I think this is all part of the test, Tammy.
These were the words spoken to me by our chaplain at work. He was referring to my struggles with the IT issues and having to reschedule a portion of my licensure exam.
The night prior, I had made the decision to extend grace towards the representatives on the other end of the phone. It certainly was not their fault I was in this situation.
After eight phone calls, I was definitely feeling frustrated, but I felt God asking me to be a grace giver. And, I knew my son was listening, too.
I am in a book study group reading Because He Loves Me:How Christ Transforms Our Daily Life by Elyse Fitzpatrick.
On the day of my test as I waited for two hours to see if I would be able to take my second round of tests, I read ahead in the book, grateful I had tossed it in my car. In chapter three, she talks about the concept of spiritual amnesia. She provides some real life everyday examples…a late repairman, a child who failed the spelling test, an overcrowded freeway… everyday encounters with life. She provides examples of grace responses and self-righteous responses.

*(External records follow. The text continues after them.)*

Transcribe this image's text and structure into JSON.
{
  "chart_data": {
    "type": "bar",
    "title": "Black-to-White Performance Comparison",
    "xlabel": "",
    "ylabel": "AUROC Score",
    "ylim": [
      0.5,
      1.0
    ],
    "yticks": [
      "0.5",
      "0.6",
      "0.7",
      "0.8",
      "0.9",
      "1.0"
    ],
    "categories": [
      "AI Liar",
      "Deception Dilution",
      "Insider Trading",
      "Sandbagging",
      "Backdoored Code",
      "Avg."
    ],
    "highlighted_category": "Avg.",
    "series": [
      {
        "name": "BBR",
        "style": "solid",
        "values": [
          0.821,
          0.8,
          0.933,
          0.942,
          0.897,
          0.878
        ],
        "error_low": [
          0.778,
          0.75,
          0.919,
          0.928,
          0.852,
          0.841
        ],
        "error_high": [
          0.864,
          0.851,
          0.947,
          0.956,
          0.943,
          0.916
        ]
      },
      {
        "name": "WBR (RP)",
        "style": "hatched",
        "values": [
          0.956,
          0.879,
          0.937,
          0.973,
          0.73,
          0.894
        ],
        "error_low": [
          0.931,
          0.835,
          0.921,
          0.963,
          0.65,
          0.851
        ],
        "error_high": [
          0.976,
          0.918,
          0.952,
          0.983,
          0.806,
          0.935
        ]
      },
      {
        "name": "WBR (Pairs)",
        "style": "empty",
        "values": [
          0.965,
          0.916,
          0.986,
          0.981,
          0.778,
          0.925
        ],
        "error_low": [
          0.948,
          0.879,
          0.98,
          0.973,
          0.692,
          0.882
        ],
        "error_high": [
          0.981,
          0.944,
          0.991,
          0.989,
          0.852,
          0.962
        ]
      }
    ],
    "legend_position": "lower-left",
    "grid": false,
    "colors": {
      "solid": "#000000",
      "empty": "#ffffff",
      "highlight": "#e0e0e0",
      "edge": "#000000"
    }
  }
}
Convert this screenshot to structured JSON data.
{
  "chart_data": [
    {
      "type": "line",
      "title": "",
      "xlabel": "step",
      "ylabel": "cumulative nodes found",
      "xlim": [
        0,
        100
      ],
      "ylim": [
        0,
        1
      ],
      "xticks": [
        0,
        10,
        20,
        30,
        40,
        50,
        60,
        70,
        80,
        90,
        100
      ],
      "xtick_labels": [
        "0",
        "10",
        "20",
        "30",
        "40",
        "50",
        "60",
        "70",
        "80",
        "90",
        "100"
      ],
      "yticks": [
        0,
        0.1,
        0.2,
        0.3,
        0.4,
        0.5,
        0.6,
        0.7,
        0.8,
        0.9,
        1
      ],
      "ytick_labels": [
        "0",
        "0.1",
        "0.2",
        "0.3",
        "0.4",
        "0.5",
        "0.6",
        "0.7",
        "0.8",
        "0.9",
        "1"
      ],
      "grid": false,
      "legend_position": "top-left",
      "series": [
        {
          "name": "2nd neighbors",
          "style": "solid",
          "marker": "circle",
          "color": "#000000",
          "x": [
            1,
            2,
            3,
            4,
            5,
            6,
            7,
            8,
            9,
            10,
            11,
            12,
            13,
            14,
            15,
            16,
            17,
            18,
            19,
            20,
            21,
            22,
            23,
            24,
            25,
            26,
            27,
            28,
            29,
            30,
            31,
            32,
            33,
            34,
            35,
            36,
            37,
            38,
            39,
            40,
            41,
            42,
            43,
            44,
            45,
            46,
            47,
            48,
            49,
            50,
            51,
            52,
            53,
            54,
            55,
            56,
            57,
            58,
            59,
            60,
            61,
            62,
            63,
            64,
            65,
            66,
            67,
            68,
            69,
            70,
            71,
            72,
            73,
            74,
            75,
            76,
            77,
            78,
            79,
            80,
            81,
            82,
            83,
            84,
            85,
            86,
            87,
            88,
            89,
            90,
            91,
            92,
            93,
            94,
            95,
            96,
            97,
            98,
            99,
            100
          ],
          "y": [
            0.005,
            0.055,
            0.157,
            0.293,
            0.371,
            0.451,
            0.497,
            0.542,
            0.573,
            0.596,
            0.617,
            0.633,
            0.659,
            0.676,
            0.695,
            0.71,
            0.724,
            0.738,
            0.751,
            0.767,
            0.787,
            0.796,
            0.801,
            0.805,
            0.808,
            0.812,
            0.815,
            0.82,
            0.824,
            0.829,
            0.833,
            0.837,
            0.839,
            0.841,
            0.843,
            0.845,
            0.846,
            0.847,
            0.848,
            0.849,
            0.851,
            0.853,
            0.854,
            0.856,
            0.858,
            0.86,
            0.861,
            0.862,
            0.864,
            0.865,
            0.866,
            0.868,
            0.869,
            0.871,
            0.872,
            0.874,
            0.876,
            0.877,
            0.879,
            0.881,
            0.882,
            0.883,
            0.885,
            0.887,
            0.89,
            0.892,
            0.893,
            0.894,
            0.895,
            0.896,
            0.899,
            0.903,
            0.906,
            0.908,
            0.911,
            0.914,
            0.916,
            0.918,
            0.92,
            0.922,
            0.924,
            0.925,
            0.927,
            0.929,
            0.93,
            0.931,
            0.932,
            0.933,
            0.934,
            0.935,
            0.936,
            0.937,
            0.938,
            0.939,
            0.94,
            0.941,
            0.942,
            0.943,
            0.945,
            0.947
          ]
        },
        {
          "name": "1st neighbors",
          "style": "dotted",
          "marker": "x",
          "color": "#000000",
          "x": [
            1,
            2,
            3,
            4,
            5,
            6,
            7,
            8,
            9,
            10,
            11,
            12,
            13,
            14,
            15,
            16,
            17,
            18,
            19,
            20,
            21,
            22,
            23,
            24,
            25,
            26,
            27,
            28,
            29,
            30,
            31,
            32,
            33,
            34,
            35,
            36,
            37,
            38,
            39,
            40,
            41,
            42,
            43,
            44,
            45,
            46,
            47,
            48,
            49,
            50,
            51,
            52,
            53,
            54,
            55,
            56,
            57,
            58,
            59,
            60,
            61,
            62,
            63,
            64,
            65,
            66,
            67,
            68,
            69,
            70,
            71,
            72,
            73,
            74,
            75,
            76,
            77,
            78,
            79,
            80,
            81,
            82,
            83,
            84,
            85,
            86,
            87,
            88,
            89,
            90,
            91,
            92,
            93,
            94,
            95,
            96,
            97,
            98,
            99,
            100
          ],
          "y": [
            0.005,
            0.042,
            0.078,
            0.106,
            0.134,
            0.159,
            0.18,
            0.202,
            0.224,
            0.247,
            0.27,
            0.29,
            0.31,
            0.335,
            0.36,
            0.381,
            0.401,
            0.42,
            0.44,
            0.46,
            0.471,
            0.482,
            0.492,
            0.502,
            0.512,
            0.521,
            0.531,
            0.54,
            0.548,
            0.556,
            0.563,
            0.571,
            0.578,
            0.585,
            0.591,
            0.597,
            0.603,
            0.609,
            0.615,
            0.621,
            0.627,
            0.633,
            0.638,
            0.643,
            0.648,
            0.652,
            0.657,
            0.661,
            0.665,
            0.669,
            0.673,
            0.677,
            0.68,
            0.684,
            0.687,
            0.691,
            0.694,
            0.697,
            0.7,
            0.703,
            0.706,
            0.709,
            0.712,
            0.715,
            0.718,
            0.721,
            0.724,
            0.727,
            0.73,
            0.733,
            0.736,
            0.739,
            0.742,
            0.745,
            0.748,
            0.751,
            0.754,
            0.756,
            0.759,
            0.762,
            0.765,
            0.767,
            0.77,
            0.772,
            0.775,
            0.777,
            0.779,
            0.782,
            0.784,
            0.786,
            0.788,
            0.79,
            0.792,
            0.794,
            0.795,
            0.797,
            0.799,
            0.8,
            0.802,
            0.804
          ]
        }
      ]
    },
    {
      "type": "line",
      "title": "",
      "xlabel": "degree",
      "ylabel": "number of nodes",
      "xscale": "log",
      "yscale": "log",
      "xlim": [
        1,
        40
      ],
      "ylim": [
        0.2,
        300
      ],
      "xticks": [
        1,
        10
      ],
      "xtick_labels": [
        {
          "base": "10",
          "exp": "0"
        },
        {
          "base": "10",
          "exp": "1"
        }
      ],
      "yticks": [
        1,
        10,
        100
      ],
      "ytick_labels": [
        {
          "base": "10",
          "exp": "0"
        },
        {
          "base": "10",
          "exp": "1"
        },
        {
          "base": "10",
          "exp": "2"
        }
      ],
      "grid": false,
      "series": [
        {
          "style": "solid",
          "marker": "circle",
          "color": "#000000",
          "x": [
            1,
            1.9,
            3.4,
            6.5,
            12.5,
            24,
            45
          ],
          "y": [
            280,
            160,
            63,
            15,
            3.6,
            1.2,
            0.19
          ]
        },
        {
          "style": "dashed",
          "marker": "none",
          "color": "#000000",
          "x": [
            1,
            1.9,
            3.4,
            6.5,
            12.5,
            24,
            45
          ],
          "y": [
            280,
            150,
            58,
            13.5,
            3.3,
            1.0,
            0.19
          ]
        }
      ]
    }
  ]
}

This really stuck with me. I would say how ironic that the very place I read this would become the root cause of my extreme frustration just a short while later only I don’t believe in irony. I think God orchestrated the occasion.
I need opportunities to extend grace just as much as I need to recognize my need for grace.
So, maybe Pastor, you’re on to something…maybe there’s more to the test than what I anticipated.
And that, my friend, is a very good thing.